I've worked with a couple of ebay retailers but found their sales staffs were slow to respond and seemingly barely able to complete a written sentence. Yes, they were cheaper but if they are hard to reach when there is profit to be made, how responsive will they be if a problem crops up?
I'll keep updating as the situation develops.


----------



## akjimny (Apr 11, 2011)

Re: 2005 Fleetwood Tioga 31M Transmission Problem

Mike - Is there an Auto Craft Shop on any base near you?  I know almost every base in the states has one, and the staff are willing to help with most any problem.  Of course, you wouldn't get the 12/12 warranty, but it should be cheaper.  And maybe you could look into RV extended warrant insurance to cover any future breakdowns.


----------



## 64347Elvis (Apr 12, 2011)

Re: 2005 Fleetwood Tioga 31M Transmission Problem

Hi Jim,
Our local auto craft shop, just two miles from the truck repair shop, is very helpful but the RV wouldn't even get in the garage there so using the pit is out of the question. The garage is an old WWII or early '50s tank maintenance facility.   
Thanks for the suggestion though.


----------



## 64347Elvis (Apr 16, 2011)

RE: 2005 Fleetwood Tioga 31M Transmission Problem

Latest update - the price has changed. Now Ford wants Euro 5800/$8656 for the transmission delivered. This does not include installation or anything else. I'm forced to look elsewhere. On the bright side, Transmission Exchange of TX has done a wonderful job of providing pre-sale information. They were the ONLY company that requested I check the model plate on the bottom left of the transmission to verify we were discussing the  correct transmission (too many variations on the 5R110W). 
Here is my response to the Ford customer service survey. (Note: OMCS is Overseas Military Car Sales)
"Marjorie sent a nice email but my transmission died, not my goldfish. I've owned over $200,000 worth of Ford products since 1980 and this was the second time in a row that Ford has not stood behind a product. I know my E450 is out of warranty but this type of transmission failure at just 12,000 miles is extremely rare, virtually unheard of. I would have appreciated at least feigned interest from Ford. OMCS also replied that if it isn't under warranty, they can't & won't help. I would have appreciated a visit from a Ford rep (German or otherwise) to check the transmission for defects to help other Ford customers in this possible situation. The only good Ford employee in this debacle is Remo Schubbach, Autohaus Heinz, Mainz, Germany. He's very helpful but can't make up for the outrageous costs to repair this vehicle. Euro 5800 ($8656) for the transmission alone? That is no way to support your military customers, regardless of warranty status.
My 2003 Mustang GT's engine was destroyed (cracked intake manifold) 4 days out of warranty and I received nothing from Ford. That would have been my last Ford but the RV was a truck and I hoped for better. I believe that if Ford cared about their longtime customers they would have at least looked into my situation more than checking the build date for warranty status.
Safe to say, I'm disappointed in Ford's response. I would hoped they'd be at least curious as to how this happened.  I'm not asking for handouts or even discounts but a fair price ($3000) on the transmission would have been appreciated."


----------



## 64347Elvis (May 23, 2011)

Re: 2005 Fleetwood Tioga 31M Transmission Problem

Final Update: We purchased a replacement transmission from The Transmission Exchange Co of Portland, Oregon. They were very helpful (the only company that was), knowledgeable, and were able to ship the transmission in 72 hours. Two weeks later we were back on the road, shifting smoothly. We've put about 300 miles on it without issue. Thanks again for all the help from my fellow RVUSA forum and Spencer at Transmission Exchange. 
The problem with the old tranny is a hole about halfway back on the right /pax side of the transmission. 
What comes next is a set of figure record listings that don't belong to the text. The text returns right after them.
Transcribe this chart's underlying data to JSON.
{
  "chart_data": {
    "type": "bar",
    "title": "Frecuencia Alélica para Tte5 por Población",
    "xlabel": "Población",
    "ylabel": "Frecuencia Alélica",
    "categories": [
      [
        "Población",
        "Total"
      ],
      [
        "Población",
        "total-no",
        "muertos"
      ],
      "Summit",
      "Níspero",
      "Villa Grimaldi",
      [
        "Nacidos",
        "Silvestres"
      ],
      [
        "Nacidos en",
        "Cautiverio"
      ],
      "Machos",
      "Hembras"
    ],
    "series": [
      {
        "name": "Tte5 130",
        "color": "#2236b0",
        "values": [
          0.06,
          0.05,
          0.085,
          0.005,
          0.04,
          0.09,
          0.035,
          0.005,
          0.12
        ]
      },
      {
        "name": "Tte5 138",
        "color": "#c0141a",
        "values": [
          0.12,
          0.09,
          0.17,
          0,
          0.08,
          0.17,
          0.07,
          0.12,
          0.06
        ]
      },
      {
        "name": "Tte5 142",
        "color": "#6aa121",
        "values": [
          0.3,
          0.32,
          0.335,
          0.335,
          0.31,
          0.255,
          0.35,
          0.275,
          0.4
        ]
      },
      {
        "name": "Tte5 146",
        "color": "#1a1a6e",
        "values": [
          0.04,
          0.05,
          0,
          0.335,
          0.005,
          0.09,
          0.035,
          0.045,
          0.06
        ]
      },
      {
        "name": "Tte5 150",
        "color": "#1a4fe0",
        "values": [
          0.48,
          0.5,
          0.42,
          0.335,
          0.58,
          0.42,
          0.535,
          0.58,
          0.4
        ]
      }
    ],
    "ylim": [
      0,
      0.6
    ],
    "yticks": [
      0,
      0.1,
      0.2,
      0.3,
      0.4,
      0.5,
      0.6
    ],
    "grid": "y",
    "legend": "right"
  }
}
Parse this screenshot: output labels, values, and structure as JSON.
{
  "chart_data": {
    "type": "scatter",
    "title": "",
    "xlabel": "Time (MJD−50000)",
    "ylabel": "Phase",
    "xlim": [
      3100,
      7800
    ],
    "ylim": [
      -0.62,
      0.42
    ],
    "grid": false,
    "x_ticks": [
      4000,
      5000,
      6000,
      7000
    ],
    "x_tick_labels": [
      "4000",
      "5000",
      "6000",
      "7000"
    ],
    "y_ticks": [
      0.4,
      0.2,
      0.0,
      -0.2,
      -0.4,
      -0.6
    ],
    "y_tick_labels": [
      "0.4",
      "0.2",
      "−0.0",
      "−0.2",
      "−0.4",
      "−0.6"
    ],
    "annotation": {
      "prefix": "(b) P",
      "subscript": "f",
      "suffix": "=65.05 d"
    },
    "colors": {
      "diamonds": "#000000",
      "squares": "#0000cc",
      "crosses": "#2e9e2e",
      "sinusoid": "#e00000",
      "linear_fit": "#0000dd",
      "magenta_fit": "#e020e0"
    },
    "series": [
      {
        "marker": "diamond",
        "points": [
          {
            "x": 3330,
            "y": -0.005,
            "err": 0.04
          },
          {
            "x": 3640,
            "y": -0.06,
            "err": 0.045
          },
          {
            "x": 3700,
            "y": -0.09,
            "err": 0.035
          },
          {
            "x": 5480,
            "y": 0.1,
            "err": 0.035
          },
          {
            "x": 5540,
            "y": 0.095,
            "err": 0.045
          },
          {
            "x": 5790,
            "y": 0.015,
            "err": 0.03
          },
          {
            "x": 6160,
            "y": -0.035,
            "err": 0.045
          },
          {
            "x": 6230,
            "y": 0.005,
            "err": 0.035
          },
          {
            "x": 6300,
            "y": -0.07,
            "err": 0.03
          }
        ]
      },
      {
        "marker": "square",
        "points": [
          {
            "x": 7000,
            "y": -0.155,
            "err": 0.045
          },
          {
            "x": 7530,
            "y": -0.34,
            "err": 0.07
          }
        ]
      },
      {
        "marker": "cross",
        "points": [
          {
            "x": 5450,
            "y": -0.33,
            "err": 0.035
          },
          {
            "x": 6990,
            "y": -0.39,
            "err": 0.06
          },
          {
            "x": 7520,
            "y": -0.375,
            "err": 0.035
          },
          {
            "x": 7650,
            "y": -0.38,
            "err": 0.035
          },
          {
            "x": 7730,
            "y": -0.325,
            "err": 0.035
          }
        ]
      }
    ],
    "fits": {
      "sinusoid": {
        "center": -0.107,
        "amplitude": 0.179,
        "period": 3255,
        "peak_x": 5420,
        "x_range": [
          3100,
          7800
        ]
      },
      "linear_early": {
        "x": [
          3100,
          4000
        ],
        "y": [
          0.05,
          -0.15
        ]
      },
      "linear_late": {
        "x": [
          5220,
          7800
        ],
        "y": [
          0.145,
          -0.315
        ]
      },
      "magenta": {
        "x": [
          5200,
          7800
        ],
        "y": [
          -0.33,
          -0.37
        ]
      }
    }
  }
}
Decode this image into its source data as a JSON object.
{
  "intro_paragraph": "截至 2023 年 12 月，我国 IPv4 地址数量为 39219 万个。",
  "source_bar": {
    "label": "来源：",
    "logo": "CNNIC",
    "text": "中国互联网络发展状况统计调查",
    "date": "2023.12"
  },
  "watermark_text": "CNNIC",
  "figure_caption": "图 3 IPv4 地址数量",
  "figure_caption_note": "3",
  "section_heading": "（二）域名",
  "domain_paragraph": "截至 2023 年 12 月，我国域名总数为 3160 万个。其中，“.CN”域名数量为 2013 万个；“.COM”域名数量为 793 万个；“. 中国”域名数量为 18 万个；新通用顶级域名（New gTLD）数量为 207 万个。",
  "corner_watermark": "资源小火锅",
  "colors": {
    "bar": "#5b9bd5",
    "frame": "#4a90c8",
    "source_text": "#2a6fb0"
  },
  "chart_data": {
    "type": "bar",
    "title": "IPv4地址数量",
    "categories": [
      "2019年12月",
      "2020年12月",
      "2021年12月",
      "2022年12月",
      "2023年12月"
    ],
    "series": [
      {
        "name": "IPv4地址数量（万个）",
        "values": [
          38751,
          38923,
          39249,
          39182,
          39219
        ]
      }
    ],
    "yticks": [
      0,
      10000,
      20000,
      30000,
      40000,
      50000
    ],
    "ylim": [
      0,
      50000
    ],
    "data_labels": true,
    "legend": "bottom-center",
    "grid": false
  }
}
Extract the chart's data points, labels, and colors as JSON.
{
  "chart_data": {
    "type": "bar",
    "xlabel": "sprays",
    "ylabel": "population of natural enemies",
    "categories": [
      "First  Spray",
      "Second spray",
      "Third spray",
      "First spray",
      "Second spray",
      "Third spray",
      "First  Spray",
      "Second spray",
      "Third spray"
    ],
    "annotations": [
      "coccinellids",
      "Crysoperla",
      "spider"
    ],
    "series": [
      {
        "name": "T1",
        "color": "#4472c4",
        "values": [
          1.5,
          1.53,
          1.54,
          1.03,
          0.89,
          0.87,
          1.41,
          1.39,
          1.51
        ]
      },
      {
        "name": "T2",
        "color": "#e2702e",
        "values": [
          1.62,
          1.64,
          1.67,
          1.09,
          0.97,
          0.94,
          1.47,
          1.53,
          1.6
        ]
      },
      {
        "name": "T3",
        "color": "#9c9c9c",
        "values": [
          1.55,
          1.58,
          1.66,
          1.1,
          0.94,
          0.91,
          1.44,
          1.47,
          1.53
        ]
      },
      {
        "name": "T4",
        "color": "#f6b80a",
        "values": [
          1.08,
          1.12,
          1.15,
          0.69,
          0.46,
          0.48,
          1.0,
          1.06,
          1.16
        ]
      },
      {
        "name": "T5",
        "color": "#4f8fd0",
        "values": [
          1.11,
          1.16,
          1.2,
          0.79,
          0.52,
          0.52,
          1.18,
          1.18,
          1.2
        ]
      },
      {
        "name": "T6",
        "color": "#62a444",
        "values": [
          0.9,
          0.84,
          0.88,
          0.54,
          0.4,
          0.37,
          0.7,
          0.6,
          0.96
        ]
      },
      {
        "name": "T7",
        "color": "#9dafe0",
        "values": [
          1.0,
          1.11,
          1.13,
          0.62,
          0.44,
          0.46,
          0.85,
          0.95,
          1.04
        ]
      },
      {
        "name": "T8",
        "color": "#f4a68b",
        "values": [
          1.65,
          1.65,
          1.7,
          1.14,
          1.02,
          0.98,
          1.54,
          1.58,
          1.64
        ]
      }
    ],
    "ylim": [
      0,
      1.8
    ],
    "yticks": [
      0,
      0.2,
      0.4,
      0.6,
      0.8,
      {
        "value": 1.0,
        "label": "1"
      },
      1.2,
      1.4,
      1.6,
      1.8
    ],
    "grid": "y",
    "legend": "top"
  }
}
If you want pix, please send me your email address. Total cost: $5000. We'd get $700 back for core charge but shipping rate is $725 (no kidding).


----------



## akjimny (May 23, 2011)

Re: 2005 Fleetwood Tioga 31M Transmission Problem

Glad you got it fixed, Mike, and I feel your pain at the price.  Like you said, this is an expensive hobby and looks like I shouldn't be expecting Ford to step up on any repairs. :angry:  :angry:


----------



## 64347Elvis (May 23, 2011)

Re: 2005 Fleetwood Tioga 31M Transmission Problem

Sure thing Jim! Still love RV'ing though -we're heading off to Joan of Arc's birthplace and the citadel at Bitche, France for Memorial Day Weekend. We'll also stopping to pay our respects at US Cemetery at St. Avold on our way back into Germany.  Have a great weekend!


----------